ALLCO, nomura remains STRONG BUY

– Amid strong office reversions, Allco is successfully using the current demand cycle to enhance cashflow quality by both lengthening leases and negotiating annual step-up rental reviews. With cashflows underpinned, we think Allco is set to pursue further opportunistic acquisitions. We reiterate our STRONG BUY call.


– Allco NAV adjusted to reflect rights issue. We have adjusted our fair value for Allco to S$1.54/share, to account for the issue of 198.7mn new rights units at a 19.9% discount to the reference price of S$1.30/unit (our pre-rights NAV was S$1.73/unit). Exhibits 1-3 reconcile our NAV adjustments. While most REITs have pursued placements at modest discounts, Allco has adopted the more novel funding approach to reward long-term unit-holders. Following the issue of the rights, we forecast FY07 gearing will fall to 0.31x (from 0.35x), which we think will give scope for further leveraged, yield-accretive acquisitions. On our estimates, Allco could invest a further S$275mn (100% debt funded) and still keep gearing below 0.45x. An acquisition delivering a 100-150bps positive carry could potentially lift DPU by 5.9-8.8% in FY08. Management appears to be closely looking at acquisitive possibilities in the Japanese market.
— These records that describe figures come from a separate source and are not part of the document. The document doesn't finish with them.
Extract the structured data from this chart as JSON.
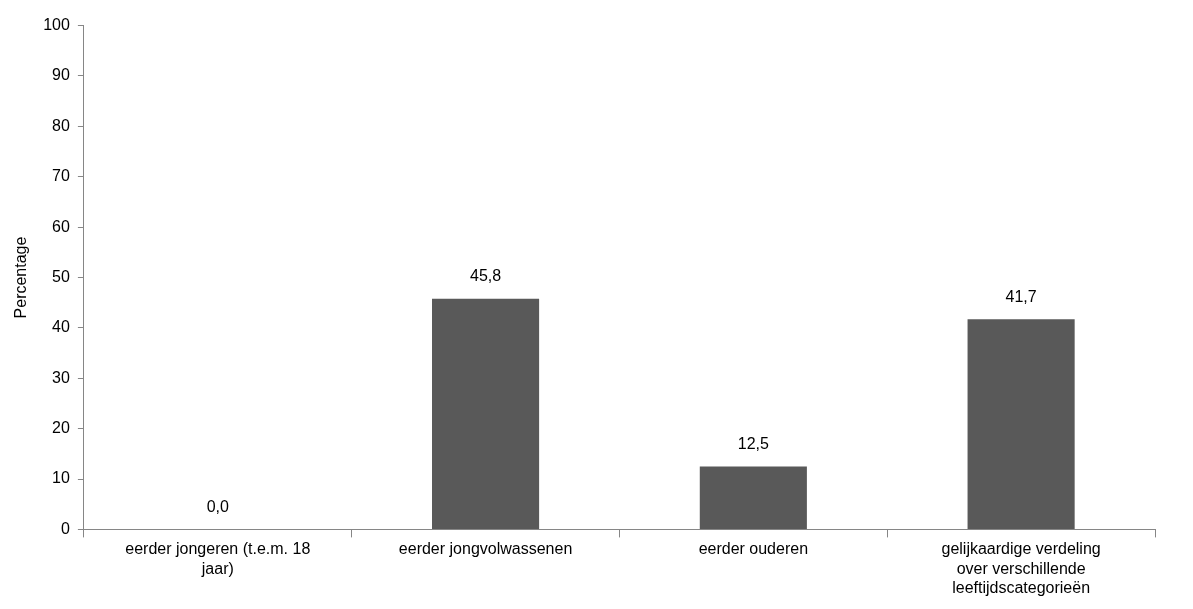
{
  "chart_data": {
    "type": "bar",
    "ylabel": "Percentage",
    "categories": [
      "eerder jongeren (t.e.m. 18 jaar)",
      "eerder jongvolwassenen",
      "eerder ouderen",
      "gelijkaardige verdeling over verschillende leeftijdscategorieën"
    ],
    "values": [
      0,
      45.8,
      12.5,
      41.7
    ],
    "value_labels": [
      "0,0",
      "45,8",
      "12,5",
      "41,7"
    ],
    "color": "#595959",
    "ylim": [
      0,
      100
    ],
    "yticks": [
      0,
      10,
      20,
      30,
      40,
      50,
      60,
      70,
      80,
      90,
      100
    ]
  }
}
– NAEF: management upbeat on prospects . In its recent presentation at the Nomura Asia Equity Forum (NAEF), management was upbeat on the REIT’s prospects, noting:

* Office renewals in China Square (Central) had broached S$10.00/psf pm, versus current passing rents of S$4.50/psf pm. Management concurred with our view that the REIT should start benefiting from the profit-share provisions in the master lease by mid-FY08;
* 55 Market Street has been fully let, achieving rents of S$7.75/psf pm on average, well above the initial feasibility expectation of S$5.20/psf pm; and
* Central Park Perth continues to benefit from a supply/demand imbalance, underpinning strong reversions. According to CBRE Richard Ellis, Premium Grade A (face) rents are currently A$500/psm pa, while Grade A rents are A$420/psm.
* CBRE expects rents to rise by 16-25% in 2007 as a consequence of low vacancy (below 1% over the next two years) and the lack of supply no significant supply is scheduled for completion until 2009F.

– Asset acquisition recap: Centrelink property in Canberra. . Allco will acquire a 50.0% indirect interest in the Centrelink Property for A$108.75mn (S$136.5mn). The property has a projected cash yield of 6%. (Note: the reported initial yield of 7.7% and assumed income of A$5.2mn for FY07, and 7.4% yield and assumed income of A$10.1mn for FY08, are accounting yields, due to the long lease revenue being recorded on a straight-line basis). The property is to be leased by an Australian Federal government entity, Centrelink, for an initial term of 18 years from 4 July, 2007, protecting Allco’s cashflow from near-term market fluctuations. The lease incorporates a 3% annual rental escalation for the initial 18-year term. The office building has been purpose designed for Centrelink, and has an NLA of approximately 40,000sm and 1,093 car parking bays. According to the Property Council of Australia, as at end 2006, Canberra had an office vacancy of only 1.8%, the lowest in 16 years. While vacancy is low, supply is on the rise, with an expected 260,000sm due for completion in 2007 and 40,000sm over 2008-09. While the supply/demand balance is expected to shift, the Centrelink lease structure will underpin surety of cashflow.

– More capital raising / more acquisitions. The manager, as part of its rights issue, received approval for a general mandate for the issuance of additional new units in 2007, provided that the number of new units does not exceed 50.0% of the number of units in issue as at 31 December, 2006. The general mandate would allow Allco REIT to potentially issue an additional 247.7mn new units, indicating the potential to raise in excess of S$250mn. Given the nature of the mandate sought, it suggests Allco is looking to make further acquisitions in the next six months, with Japan, in our view, a possible target.